Por Alimat Aliyeva
Astrónomos han descubierto un sistema planetario que desafía las teorías convencionales sobre la formación de planetas. El sistema probablemente incluye un planeta rocoso que se formó más allá de las órbitas de sus vecinos gaseosos, después de que la mayor parte del material necesario para la formación planetaria ya se hubiera consumido, según informa AzerNEWS.
El sistema, observado con el telescopio espacial CHEOPS de la Agencia Espacial Europea, consta de dos planetas rocosos y dos planetas gaseosos orbitando una estrella relativamente pequeña y tenue conocida como «enana roja». Esta estrella, llamada LHS 1903, se encuentra a unos 117 años luz en la dirección de la constelación de Leo. Para referencia, un año luz es la distancia que recorre la luz en un año, aproximadamente 9,5 billones de kilómetros.
LHS 1903 tiene aproximadamente la mitad de la masa de nuestro Sol y emite solo alrededor del 5% del brillo solar.
Lo que fascina a los científicos es la inusual disposición de los planetas. El planeta más cercano a la estrella es rocoso, seguido de dos planetas gaseosos más alejados. “Los modelos tradicionales sugieren que los planetas cerca de una estrella deberían ser mundos rocosos pequeños con poco o ningún gas”, explicó Thomas Wilson, astrónomo de la Universidad de Warwick en Inglaterra y autor principal del estudio publicado en Science.
Añadió: “Esto se debe a que las regiones internas de un sistema planetario suelen ser demasiado calientes para que el gas o el hielo permanezcan. Cualquier atmósfera primordial sería eliminada por la radiación estelar. Por el contrario, los planetas que se forman más lejos de la estrella en regiones más frías suelen acumular grandes envolventes gaseosas. Este sistema desafía esa expectativa, presentando un planeta rocoso más allá de sus vecinos ricos en gas, una configuración que no hemos visto antes”.

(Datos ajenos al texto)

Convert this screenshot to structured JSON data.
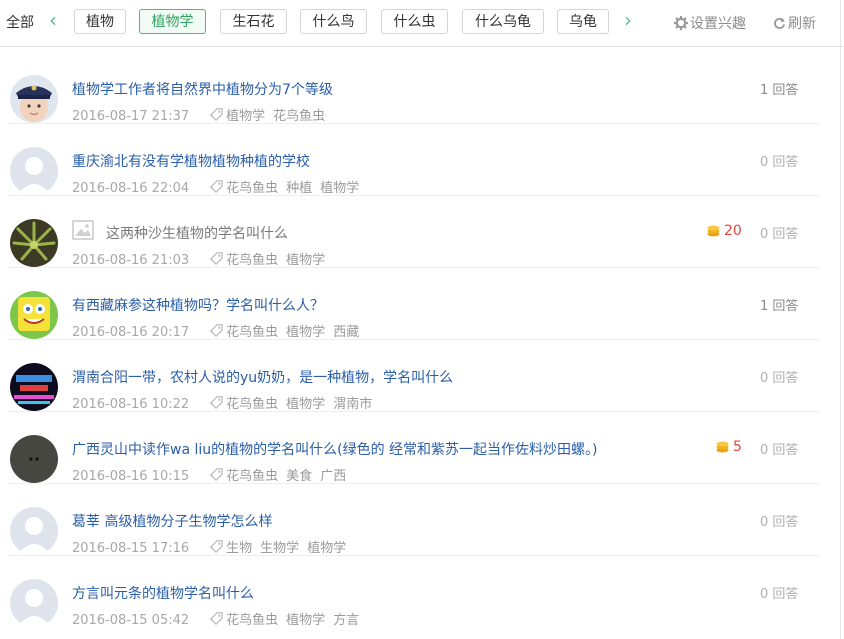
{
  "topbar": {
    "all_label": "全部",
    "left_arrow": "‹",
    "right_arrow": "›",
    "tags": [
      {
        "label": "植物",
        "active": false
      },
      {
        "label": "植物学",
        "active": true
      },
      {
        "label": "生石花",
        "active": false
      },
      {
        "label": "什么鸟",
        "active": false
      },
      {
        "label": "什么虫",
        "active": false
      },
      {
        "label": "什么乌龟",
        "active": false
      },
      {
        "label": "乌龟",
        "active": false
      }
    ],
    "settings_label": "设置兴趣",
    "refresh_label": "刷新"
  },
  "colors": {
    "accent_green": "#4cb87a",
    "title_blue": "#2b5ea8",
    "bounty_red": "#e0453c",
    "coin_gold": "#f3b21b"
  },
  "questions": [
    {
      "title": "植物学工作者将自然界中植物分为7个等级",
      "time": "2016-08-17 21:37",
      "tags": [
        "植物学",
        "花鸟鱼虫"
      ],
      "answers": "1 回答",
      "bounty": "",
      "avatar": "police-kid-avatar"
    },
    {
      "title": "重庆渝北有没有学植物植物种植的学校",
      "time": "2016-08-16 22:04",
      "tags": [
        "花鸟鱼虫",
        "种植",
        "植物学"
      ],
      "answers": "0 回答",
      "bounty": "",
      "avatar": "default-avatar"
    },
    {
      "title": "这两种沙生植物的学名叫什么",
      "time": "2016-08-16 21:03",
      "tags": [
        "花鸟鱼虫",
        "植物学"
      ],
      "answers": "0 回答",
      "bounty": "20",
      "avatar": "plant-avatar",
      "has_image": true
    },
    {
      "title": "有西藏麻参这种植物吗？学名叫什么人？",
      "time": "2016-08-16 20:17",
      "tags": [
        "花鸟鱼虫",
        "植物学",
        "西藏"
      ],
      "answers": "1 回答",
      "bounty": "",
      "avatar": "sponge-avatar"
    },
    {
      "title": "渭南合阳一带，农村人说的yu奶奶，是一种植物，学名叫什么",
      "time": "2016-08-16 10:22",
      "tags": [
        "花鸟鱼虫",
        "植物学",
        "渭南市"
      ],
      "answers": "0 回答",
      "bounty": "",
      "avatar": "tech-avatar"
    },
    {
      "title": "广西灵山中读作wa liu的植物的学名叫什么(绿色的 经常和紫苏一起当作佐料炒田螺。)",
      "time": "2016-08-16 10:15",
      "tags": [
        "花鸟鱼虫",
        "美食",
        "广西"
      ],
      "answers": "0 回答",
      "bounty": "5",
      "avatar": "dark-avatar"
    },
    {
      "title": "葛莘 高级植物分子生物学怎么样",
      "time": "2016-08-15 17:16",
      "tags": [
        "生物",
        "生物学",
        "植物学"
      ],
      "answers": "0 回答",
      "bounty": "",
      "avatar": "default-avatar"
    },
    {
      "title": "方言叫元条的植物学名叫什么",
      "time": "2016-08-15 05:42",
      "tags": [
        "花鸟鱼虫",
        "植物学",
        "方言"
      ],
      "answers": "0 回答",
      "bounty": "",
      "avatar": "default-avatar"
    }
  ]
}
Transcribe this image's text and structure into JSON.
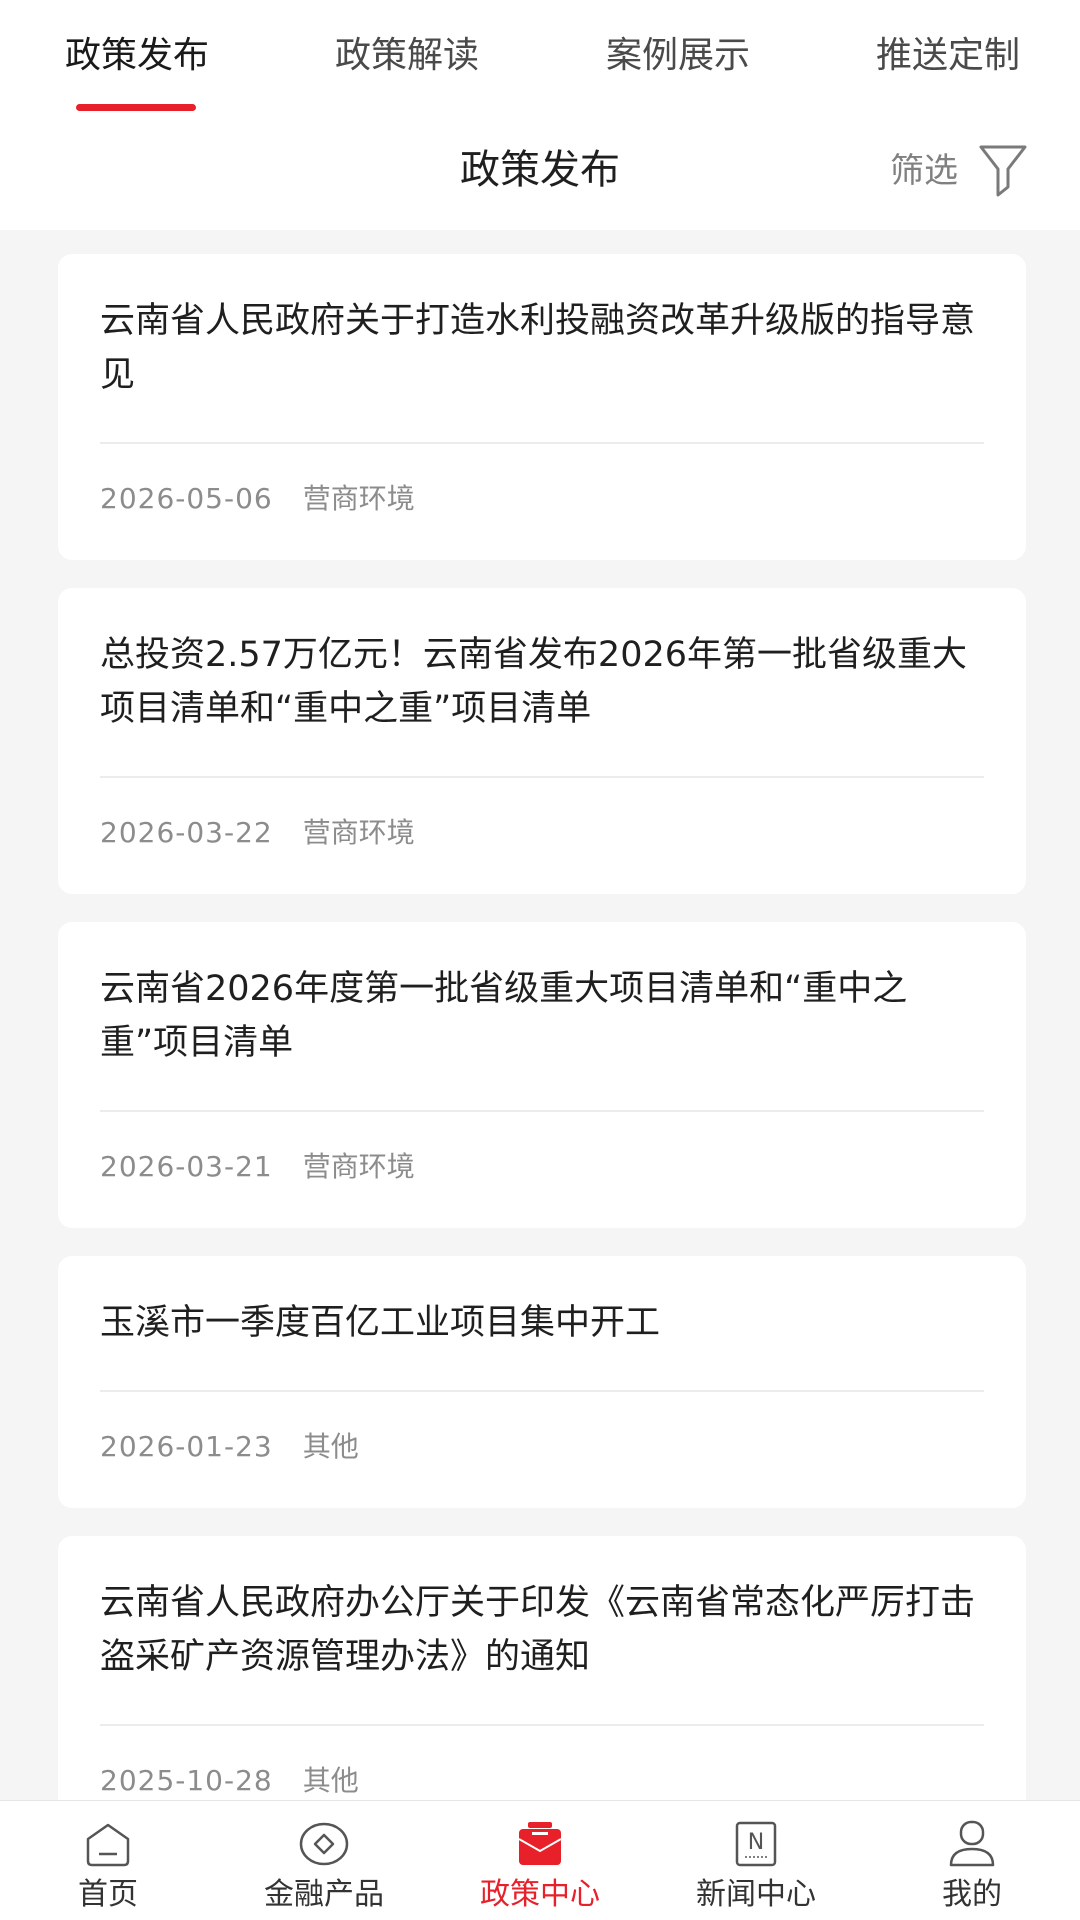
{
  "tabs": [
    {
      "label": "政策发布",
      "active": true
    },
    {
      "label": "政策解读",
      "active": false
    },
    {
      "label": "案例展示",
      "active": false
    },
    {
      "label": "推送定制",
      "active": false
    }
  ],
  "header": {
    "title": "政策发布",
    "filter_label": "筛选",
    "filter_icon": "funnel-icon"
  },
  "policies": [
    {
      "title": "云南省人民政府关于打造水利投融资改革升级版的指导意见",
      "date": "2026-05-06",
      "category": "营商环境"
    },
    {
      "title": "总投资2.57万亿元！云南省发布2026年第一批省级重大项目清单和“重中之重”项目清单",
      "date": "2026-03-22",
      "category": "营商环境"
    },
    {
      "title": "云南省2026年度第一批省级重大项目清单和“重中之重”项目清单",
      "date": "2026-03-21",
      "category": "营商环境"
    },
    {
      "title": "玉溪市一季度百亿工业项目集中开工",
      "date": "2026-01-23",
      "category": "其他"
    },
    {
      "title": "云南省人民政府办公厅关于印发《云南省常态化严厉打击盗采矿产资源管理办法》的通知",
      "date": "2025-10-28",
      "category": "其他"
    }
  ],
  "bottom_nav": [
    {
      "label": "首页",
      "icon": "home-icon",
      "active": false
    },
    {
      "label": "金融产品",
      "icon": "finance-coin-icon",
      "active": false
    },
    {
      "label": "政策中心",
      "icon": "policy-folder-icon",
      "active": true
    },
    {
      "label": "新闻中心",
      "icon": "news-icon",
      "active": false
    },
    {
      "label": "我的",
      "icon": "profile-icon",
      "active": false
    }
  ],
  "colors": {
    "accent": "#e8202a",
    "background": "#f5f5f5",
    "card": "#ffffff",
    "meta_text": "#8c8c8c"
  }
}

En nuestro Sistema Solar, los planetas internos (Mercurio, Venus, Tierra y Marte) son rocosos, mientras que los planetas exteriores son gigantes gaseosos. Los planetas enanos como Plutón, que orbitan más allá de los gigantes gaseosos, son pequeños y helados.
Desde la década de 1990, los astrónomos han descubierto más de 6.100 exoplanetas orbitando estrellas más allá de nuestro Sistema Solar. Sorprendentemente, los cuatro planetas de este sistema recién descubierto orbitan más cerca de LHS 1903 que Mercurio del Sol. El planeta más alejado se encuentra a solo alrededor del 40% de la distancia de Mercurio a nuestro Sol, una configuración común alrededor de las enanas rojas, que tienden a tener masas más pequeñas que el Sol.
Los dos planetas rocosos se clasifican como supertierras, mundos rocosos con una masa aproximadamente diez veces la de la Tierra. Los dos planetas gaseosos son mini-Neptunos, más pequeños que Neptuno pero aún más grandes que la Tierra.
Los investigadores sugieren que los planetas pueden haberse formado secuencialmente en lugar de simultáneamente en un gran disco de gas y polvo alrededor de su estrella. “¿Se formó el cuarto planeta después de que se agotó el gas, o fue el remanente de una colisión que despojó a su atmósfera? El último escenario podría parecer improbable hasta que consideres que el sistema Tierra-Luna se formó a partir de un impacto gigante similar”, dijo Andrew Cameron, astrónomo de la Universidad de St. Andrews en Escocia y coautor del estudio.
Curiosamente, el cuarto planeta podría incluso ser potencialmente habitable. Tiene una masa 5,8 veces la de la Tierra, con una temperatura superficial promedio de alrededor de 60°C, similar a la temperatura más alta jamás registrada en la Tierra, 57°C. “Si bien es extremo según los estándares terrestres, esta temperatura no descarta la habitabilidad. Futuras observaciones con el Telescopio Espacial James Webb podrían revelar más sobre su atmósfera y condiciones superficiales, proporcionando información sobre si podría existir vida allí”, dijo Wilson.
Este sistema no solo desafía nuestra comprensión de la formación de planetas, sino que también ofrece una oportunidad única para estudiar planetas en configuraciones que antes se consideraban imposibles, lo que sugiere que nuestro Sistema Solar puede no ser tan típico como se creía.